地べたさんと雨水さん

上から下へ降る雨の途切れることのない
細い流れ、
静かに、人のじゃまにならないように
静かに、地べたさんをたたきます。
 
「ポッ、ポッ、起きてますか地べたさん私ですよ。またお会い出来ましたね。
久しぶりなので何か恥ずかしいですね」
 
「どういたしまして雨水さん、私も会いたかったですよ、
最近、肌が荒れて困ってたんです。草や木さんも喜びますよ。
みなさんにあいさつされました?」
 
「いえいえ、これからです。
まずは地べたさんからと思いまして、それではこれで失礼させていただきます。
後から来るみんなにもよろしく言ってやって下さい。みんな仲間ですから」
 
そう言うと雨水さんは下へ横へ流れて行きます。
多くの友達にあいさつして、河川に流れていきました。
とても優しい雨水さんでした。
 

上から横へ走る雨の途切れることのない
激しい流れ
風さんも大荒れです。
激しく激しく地べたさんをたたきます。
 
「バタドタ、バタドタ、こうしてくれる!こうしてくれる!」
 
「どうされたんです、雨水さん?そんなに怒って、
草や木さんも痛いのを我慢してますよ。
それに風さんまでも手伝って、どうしたんですか?」
 
「これが怒らずにいられますか、もう忙しいのです。
降りたくもないのに無理やり降らされて、怒っているのです。
すべてはそこらにいる人間どものせいですよ、地べたさん。
あなたも時には怒りなさいよ、私達を怒らせる原因を作っている人間どもに」
 
「私の親戚筋も時々、怒りを爆発させてますがね、それも時々です。
余り怒り過ぎると自分自身に良くないですよ。確かに人間は良くないです。
私達を雑巾、すいませんね雑巾さん、これって差別になりますね。
えーと、そうそう、
私達を無視して、自分勝手に生活しているんですからね。
それも、自分で自分の首を締めているんですから、愚かな人達ですよ。
そういう人達には勝手にやらせればいいんですよ」
 
「だから、私は怒ってるんです。このやろう!このやろう!とね」
 
「そうですか、でもね。なんの罪もない草や木さん、
それに昆虫さんなどはどうされるんですか?彼等も被害者ですよ」
 
「そうですね、それはすまないことです、トバッチリですね。
もうちょっとしたら止めますから、風さんもそう言ってますしね。
でもね、もう少し、私達のことを考えてくれないと、
いっしょに生活出来なくなりますよ。ほんと困ったことです。
教育がいけないんでしょうかね、もっと上から、
威圧的にやらないといけないんでしょうかね。困った、困った」
 
「『太陽と風』の童話知ってます?
私の考えではもっと優しく抱き込むように、
人間に接した方が効果があると思うんですよ。威圧的にじゃなくてね」
 
「いままでそれで失敗してるんですよ、地べたさん。
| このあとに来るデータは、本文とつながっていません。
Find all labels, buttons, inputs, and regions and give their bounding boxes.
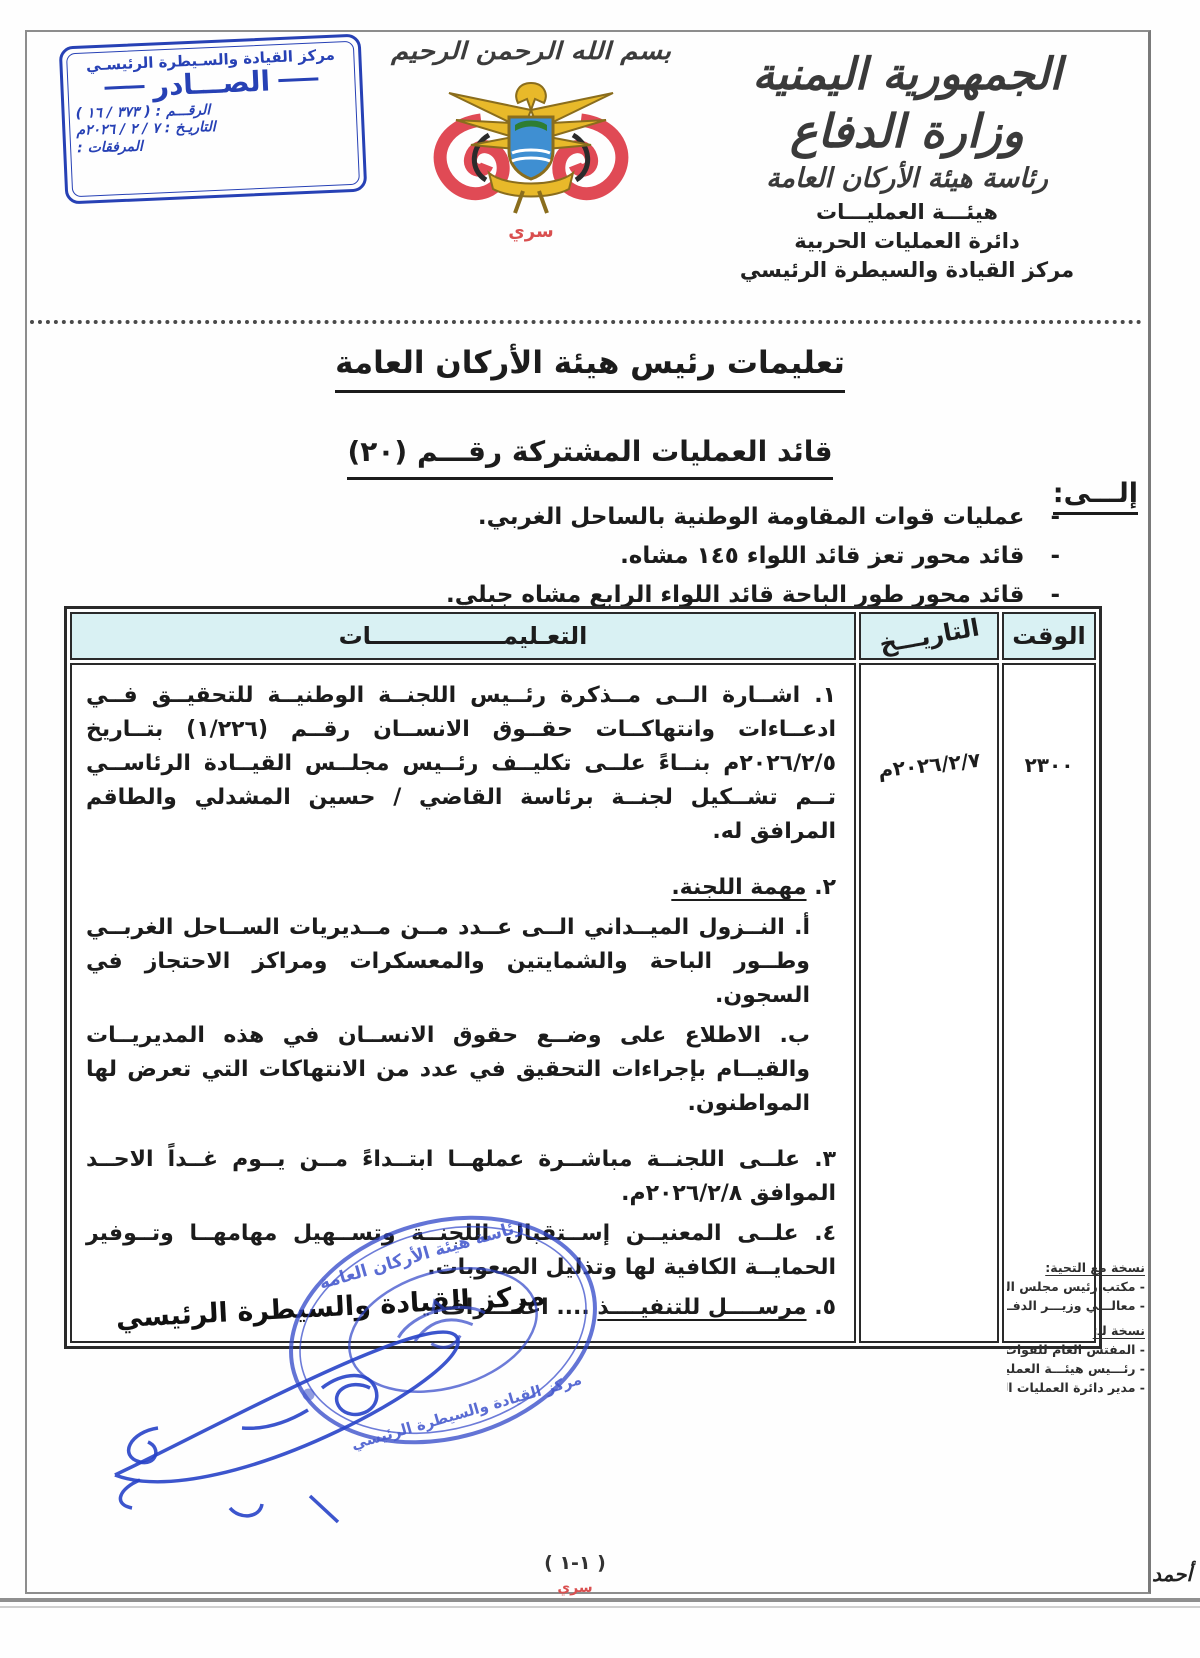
- to-list: -عمليات قوات المقاومة الوطنية بالساحل ال…: [180, 498, 1060, 615]
- distribution-list: نسخة مع التحية: - مكتب رئيس مجلس القيادة…: [1007, 1252, 1145, 1397]
- outgoing-registry-stamp: مركز القيادة والسـيطرة الرئيسـي الصـــاد…: [59, 33, 368, 204]
- header-instructions: التعـليمــــــــــــــــات: [70, 612, 856, 660]
- para-text-underlined: مرســــل للتنفيــــذ: [597, 1295, 806, 1320]
- letterhead-war-operations-dept: دائرة العمليات الحربية: [672, 227, 1142, 256]
- para-number: ٣.: [814, 1147, 836, 1172]
- dash-bullet: -: [1050, 498, 1060, 537]
- letterhead: الجمهورية اليمنية وزارة الدفاع رئاسة هيئ…: [672, 48, 1142, 285]
- page-number: ( ١-١ ): [0, 1552, 1150, 1574]
- eagle-head: [516, 83, 546, 110]
- outgoing-registry-stamp-inner: مركز القيادة والسـيطرة الرئيسـي الصـــاد…: [66, 41, 360, 197]
- document-title: تعليمات رئيس هيئة الأركان العامة: [335, 345, 845, 393]
- header-date-text: التاريـــخ: [877, 613, 981, 658]
- stamp-dash-right: [278, 77, 318, 82]
- para-text: الاطلاع على وضــع حقوق الانســان في هذه …: [86, 1023, 810, 1116]
- distribution-item: - معالـــي وزيـــر الدفـــاع.: [1007, 1296, 1145, 1315]
- to-item: -قائد محور تعز قائد اللواء ١٤٥ مشاه.: [180, 537, 1060, 576]
- header-date: التاريـــخ: [859, 612, 999, 660]
- document-subtitle: قائد العمليات المشتركة رقـــم (٢٠): [347, 435, 832, 480]
- yemen-eagle-emblem: [411, 65, 651, 215]
- table-header-row: الوقت التاريـــخ التعـليمـــــــــــــــ…: [70, 612, 1096, 660]
- stamp-outgoing-label: الصـــادر: [152, 64, 271, 102]
- classification-secret-bottom: سري: [0, 1580, 1150, 1596]
- dash-bullet: -: [1050, 537, 1060, 576]
- scan-bottom-line: [0, 1598, 1200, 1602]
- cell-date: ٢٠٢٦/٢/٧م: [859, 663, 999, 1343]
- distribution-item: - مكتب رئيس مجلس القيادة الرئاسي.: [1007, 1277, 1145, 1296]
- handwritten-initial: أحمد: [1152, 1562, 1192, 1586]
- para-text: اشــارة الــى مــذكرة رئــيس اللجنــة ال…: [86, 683, 836, 844]
- to-item: -عمليات قوات المقاومة الوطنية بالساحل ال…: [180, 498, 1060, 537]
- letterhead-command-center: مركز القيادة والسيطرة الرئيسي: [672, 256, 1142, 285]
- para-number: ٥.: [814, 1295, 836, 1320]
- para-number: ب.: [780, 1023, 810, 1048]
- para-number: ٤.: [814, 1221, 836, 1246]
- to-item-text: عمليات قوات المقاومة الوطنية بالساحل الغ…: [478, 504, 1025, 530]
- cell-time: ٢٣٠٠: [1002, 663, 1096, 1343]
- instruction-paragraph-1: ١. اشــارة الــى مــذكرة رئــيس اللجنــة…: [86, 679, 836, 849]
- instruction-subparagraph-b: ب. الاطلاع على وضــع حقوق الانســان في ه…: [86, 1019, 836, 1121]
- handwritten-signature: [70, 1270, 610, 1530]
- to-item-text: قائد محور طور الباحة قائد اللواء الرابع …: [446, 582, 1024, 608]
- to-label: إلـــى:: [1053, 478, 1138, 515]
- para-number: أ.: [794, 915, 810, 940]
- title-block: تعليمات رئيس هيئة الأركان العامة قائد ال…: [180, 345, 1000, 480]
- letterhead-operations-authority: هيئـــة العمليـــات: [672, 198, 1142, 227]
- stamp-attachments-line: المرفقات :: [77, 139, 143, 157]
- para-text-underlined: مهمة اللجنة.: [671, 875, 806, 900]
- instruction-paragraph-2: ٢. مهمة اللجنة.: [86, 871, 836, 905]
- distribution-item: - رئـــيس هيئـــة العمليـــــات.: [1007, 1359, 1145, 1378]
- distribution-copy-label: نسخة لـ:: [1007, 1321, 1145, 1340]
- bismillah-calligraphy: بسم الله الرحمن الرحيم: [371, 36, 691, 65]
- para-number: ١.: [814, 683, 836, 708]
- header-time: الوقت: [1002, 612, 1096, 660]
- stamp-date-line: التاريـخ : ٧ / ٢ / ٢٠٢٦م: [76, 119, 216, 139]
- cell-date-text: ٢٠٢٦/٢/٧م: [877, 748, 981, 783]
- distribution-item: - المفتش العام للقوات المسلحة.: [1007, 1340, 1145, 1359]
- instruction-subparagraph-a: أ. النــزول الميــداني الــى عــدد مــن …: [86, 911, 836, 1013]
- distribution-greeting-label: نسخة مع التحية:: [1007, 1258, 1145, 1277]
- distribution-item: - مدير دائرة العمليات الحربية.: [1007, 1378, 1145, 1397]
- document-page: مركز القيادة والسـيطرة الرئيسـي الصـــاد…: [0, 0, 1200, 1658]
- para-number: ٢.: [814, 875, 836, 900]
- letterhead-country: الجمهورية اليمنية: [672, 48, 1142, 102]
- scan-bottom-line-light: [0, 1606, 1200, 1608]
- to-item-text: قائد محور تعز قائد اللواء ١٤٥ مشاه.: [620, 543, 1024, 569]
- letterhead-staff-presidency: رئاسة هيئة الأركان العامة: [672, 160, 1142, 198]
- emblem-block: بسم الله الرحمن الرحيم سري: [392, 36, 670, 242]
- stamp-dash-left: [105, 85, 145, 90]
- dotted-separator: [30, 320, 1142, 324]
- letterhead-ministry: وزارة الدفاع: [672, 102, 1142, 160]
- classification-secret-top: سري: [392, 221, 670, 242]
- para-text: النــزول الميــداني الــى عــدد مــن مــ…: [86, 915, 810, 1008]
同じですよ」
 
「そうですかねー。
人間の中には最近、私達を理解しようとしている人も、ちらほら見られますよ。
それにあのお婆ちゃん、腰が曲がってるのに、毎日野菜の面倒をみてるでしょ、
私も優しく鍬でさすってくれるんですよ、それが気持ち良いんです。
かゆいところに手が届くんですね、あのお年でね。
私はこういう人を見てると
人間もそんなに捨てたもんじゃないと思うんですよね、雨水さん」
 
「う〜ん、そうですね・・・。
太陽さん、風さん、雲さん、雷さん、雪さん、海さんなどにも
相談してみましょうかね。
その時は地べたさんも話に乗って下さいね」
 
「はいはい、いいですよ。今日はこの辺で終わりにしましょうか、雨水さん」
 
そういう会話の後、大雨は次第に小雨となり、いつもの静けさを取り戻しました。
 
南の空に大きな虹が出てきました。
 
地べたさんと雨水さんの約束の印です。
 
「素敵な世界にしましょうね」という印です。
 
子供達が学校帰り、その虹を見て
 
「きれいだね、きれいだね」と口々に言ってます。
 
地べたさんはニコニコこの様子を見ています。
私達の未来はこの子供達にかかっているのですね。